为开发适用于球床模块式高温气冷堆HTR-10的模拟机，采用一体化仿真支撑平台vPower建立了蒸汽发生器的实时热工水力模型。模型以传热方程为基础求解两侧工质及金属管壁的温度和焓，以流体网络为基础求解两侧工质的压力和流量。本文讨论了3种节点划分方案，针对不同节点划分方案的适用范围提出了建议并采用96节点划分方案进行后续研究。此外，通过分析确认了模型在稳态工况下主要参数和分布参数的准确性和合理性，并在100%功率稳态工况的基础上模拟了氦气侧流量阶跃的场景，分析了模型中主要参数的变化过程。动态仿真结果表明，氦气流量阶跃会引起一、二次侧参数不同程度的变化，变化幅度与阶跃程度呈正比，且金属管壁和水侧热容、二次侧参数变化速率相对缓慢，模型再平衡时间较短，表明HTR-10采用的螺旋管式直流蒸汽发生器的热惯性相对较小。

Modeling and Analysis of Steam Generator in HTR-10

In order to develop a simulator for the pebble-bed modular high temperature gas-cooled reactor HTR-10, a real-time thermal hydraulic model of the steam generator was established on the integrated simulation support platform vPower. The model was based on the heat transfer equation to solve the temperature and enthalpy of primary and secondary fluid and the temperature of heat transfer tube, and the flow network tools were used to calculate the pressure and flow rate on both sides.

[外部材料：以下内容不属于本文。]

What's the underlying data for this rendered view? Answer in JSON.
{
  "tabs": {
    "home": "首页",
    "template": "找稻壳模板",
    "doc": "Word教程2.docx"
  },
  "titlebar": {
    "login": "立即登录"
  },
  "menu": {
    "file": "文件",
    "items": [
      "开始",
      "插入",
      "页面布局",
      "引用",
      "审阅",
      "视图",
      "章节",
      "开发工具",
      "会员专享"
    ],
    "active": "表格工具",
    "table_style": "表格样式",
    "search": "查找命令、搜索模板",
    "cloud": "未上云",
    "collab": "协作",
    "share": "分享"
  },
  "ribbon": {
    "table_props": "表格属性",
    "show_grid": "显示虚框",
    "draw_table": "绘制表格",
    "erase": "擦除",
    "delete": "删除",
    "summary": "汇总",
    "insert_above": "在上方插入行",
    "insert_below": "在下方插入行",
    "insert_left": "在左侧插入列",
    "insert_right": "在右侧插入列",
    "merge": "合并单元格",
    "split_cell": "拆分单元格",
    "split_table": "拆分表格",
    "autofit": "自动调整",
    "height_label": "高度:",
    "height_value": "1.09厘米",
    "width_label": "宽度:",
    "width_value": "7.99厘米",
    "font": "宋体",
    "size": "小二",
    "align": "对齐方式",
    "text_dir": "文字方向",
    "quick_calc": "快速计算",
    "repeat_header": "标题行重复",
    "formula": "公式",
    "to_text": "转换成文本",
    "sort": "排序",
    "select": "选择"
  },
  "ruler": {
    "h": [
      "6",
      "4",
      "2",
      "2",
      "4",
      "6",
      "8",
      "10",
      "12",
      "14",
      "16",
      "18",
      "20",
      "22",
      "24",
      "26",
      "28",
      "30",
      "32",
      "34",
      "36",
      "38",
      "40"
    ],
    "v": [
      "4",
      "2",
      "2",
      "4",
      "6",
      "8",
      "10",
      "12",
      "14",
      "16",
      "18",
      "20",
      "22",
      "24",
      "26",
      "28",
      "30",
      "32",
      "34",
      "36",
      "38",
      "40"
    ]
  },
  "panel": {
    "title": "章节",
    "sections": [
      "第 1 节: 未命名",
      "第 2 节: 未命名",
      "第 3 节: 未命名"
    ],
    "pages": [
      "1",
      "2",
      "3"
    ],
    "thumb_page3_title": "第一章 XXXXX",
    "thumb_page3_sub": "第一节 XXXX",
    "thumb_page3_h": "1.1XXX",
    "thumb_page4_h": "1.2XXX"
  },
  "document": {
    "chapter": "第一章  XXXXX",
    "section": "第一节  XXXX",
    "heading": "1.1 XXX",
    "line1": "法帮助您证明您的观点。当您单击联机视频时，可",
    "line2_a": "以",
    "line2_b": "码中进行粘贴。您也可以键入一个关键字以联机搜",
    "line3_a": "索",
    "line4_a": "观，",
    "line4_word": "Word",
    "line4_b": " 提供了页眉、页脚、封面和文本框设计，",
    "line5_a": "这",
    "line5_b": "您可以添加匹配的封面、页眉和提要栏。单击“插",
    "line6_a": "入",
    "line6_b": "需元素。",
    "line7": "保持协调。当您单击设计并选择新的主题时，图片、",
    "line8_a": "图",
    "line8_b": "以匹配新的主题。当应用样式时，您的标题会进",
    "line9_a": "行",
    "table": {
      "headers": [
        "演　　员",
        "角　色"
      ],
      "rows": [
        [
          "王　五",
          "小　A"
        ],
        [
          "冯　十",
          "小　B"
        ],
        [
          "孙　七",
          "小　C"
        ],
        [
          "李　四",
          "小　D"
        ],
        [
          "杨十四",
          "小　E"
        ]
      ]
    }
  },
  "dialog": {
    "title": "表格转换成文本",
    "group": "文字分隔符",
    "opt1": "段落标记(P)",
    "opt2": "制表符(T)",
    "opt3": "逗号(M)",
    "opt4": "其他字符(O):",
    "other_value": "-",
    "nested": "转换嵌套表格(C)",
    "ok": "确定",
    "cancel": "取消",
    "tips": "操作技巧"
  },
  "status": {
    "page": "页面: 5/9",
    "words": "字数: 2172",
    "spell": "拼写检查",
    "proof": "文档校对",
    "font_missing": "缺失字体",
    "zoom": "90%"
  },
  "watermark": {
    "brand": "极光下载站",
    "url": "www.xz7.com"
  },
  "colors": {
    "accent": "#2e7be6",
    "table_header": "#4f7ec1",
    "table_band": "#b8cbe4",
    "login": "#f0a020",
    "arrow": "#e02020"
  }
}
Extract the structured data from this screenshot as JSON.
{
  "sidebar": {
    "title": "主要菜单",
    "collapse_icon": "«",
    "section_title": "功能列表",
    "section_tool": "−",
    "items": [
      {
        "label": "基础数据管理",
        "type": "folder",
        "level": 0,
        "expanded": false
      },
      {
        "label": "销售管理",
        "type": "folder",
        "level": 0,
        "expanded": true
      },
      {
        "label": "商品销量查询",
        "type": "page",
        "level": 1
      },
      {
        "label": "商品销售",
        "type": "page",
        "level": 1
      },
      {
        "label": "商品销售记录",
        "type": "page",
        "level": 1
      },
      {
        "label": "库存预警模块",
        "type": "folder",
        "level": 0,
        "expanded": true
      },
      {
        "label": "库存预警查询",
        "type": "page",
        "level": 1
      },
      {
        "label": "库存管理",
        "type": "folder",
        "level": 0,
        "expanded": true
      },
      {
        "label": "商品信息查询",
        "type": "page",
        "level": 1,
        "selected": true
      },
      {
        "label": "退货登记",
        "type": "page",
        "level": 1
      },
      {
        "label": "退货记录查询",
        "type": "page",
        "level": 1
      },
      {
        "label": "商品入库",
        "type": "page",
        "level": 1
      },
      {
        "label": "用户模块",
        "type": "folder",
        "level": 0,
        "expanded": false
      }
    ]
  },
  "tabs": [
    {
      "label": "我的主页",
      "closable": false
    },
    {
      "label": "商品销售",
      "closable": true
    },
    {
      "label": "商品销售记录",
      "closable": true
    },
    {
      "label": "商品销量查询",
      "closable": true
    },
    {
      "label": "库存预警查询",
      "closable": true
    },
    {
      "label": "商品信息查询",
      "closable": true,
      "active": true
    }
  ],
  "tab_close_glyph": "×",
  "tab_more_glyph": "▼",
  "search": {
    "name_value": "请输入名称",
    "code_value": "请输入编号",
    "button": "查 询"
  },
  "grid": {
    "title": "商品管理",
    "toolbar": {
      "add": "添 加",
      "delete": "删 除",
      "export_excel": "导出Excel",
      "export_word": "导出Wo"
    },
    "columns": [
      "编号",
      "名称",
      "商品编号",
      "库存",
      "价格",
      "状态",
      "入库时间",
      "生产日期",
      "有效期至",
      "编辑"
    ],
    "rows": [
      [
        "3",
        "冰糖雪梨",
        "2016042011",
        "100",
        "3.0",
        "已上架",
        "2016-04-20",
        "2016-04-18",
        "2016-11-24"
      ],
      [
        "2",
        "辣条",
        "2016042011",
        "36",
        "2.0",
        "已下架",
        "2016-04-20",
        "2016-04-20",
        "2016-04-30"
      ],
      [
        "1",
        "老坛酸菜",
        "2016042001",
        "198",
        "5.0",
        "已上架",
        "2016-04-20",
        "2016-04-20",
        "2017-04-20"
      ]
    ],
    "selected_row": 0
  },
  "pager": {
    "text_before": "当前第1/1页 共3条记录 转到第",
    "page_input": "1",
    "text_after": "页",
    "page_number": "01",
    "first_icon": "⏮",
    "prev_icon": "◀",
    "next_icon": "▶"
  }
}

Three kinds of node division schemes were discussed, and recommendations for the application scope of different node division schemes were given. The 96 node division scheme was used for follow-up research. In addition, the accuracy and rationality of the main parameters and distribution parameters of the model under steady-state conditions were confir-ed through analysis. On the basis of 100% power steady-state condition, the helium flow step conditions were simulated, and the changes of the main parameters in the model were analyzed. The dynamic simulation results show that the helium flow step will cause the primary and secondary side parameters to change in different degrees, the change amplitude is proportional to the step degree, and due to the heat capacity of the metal pipe and the water/steam, the change rate of the secondary side parameters is slower than that of the primary side; the rebalancing time of the model is short which indicates that the thermal inertia of the helical tube steam generator used in HTR-10 is relatively small.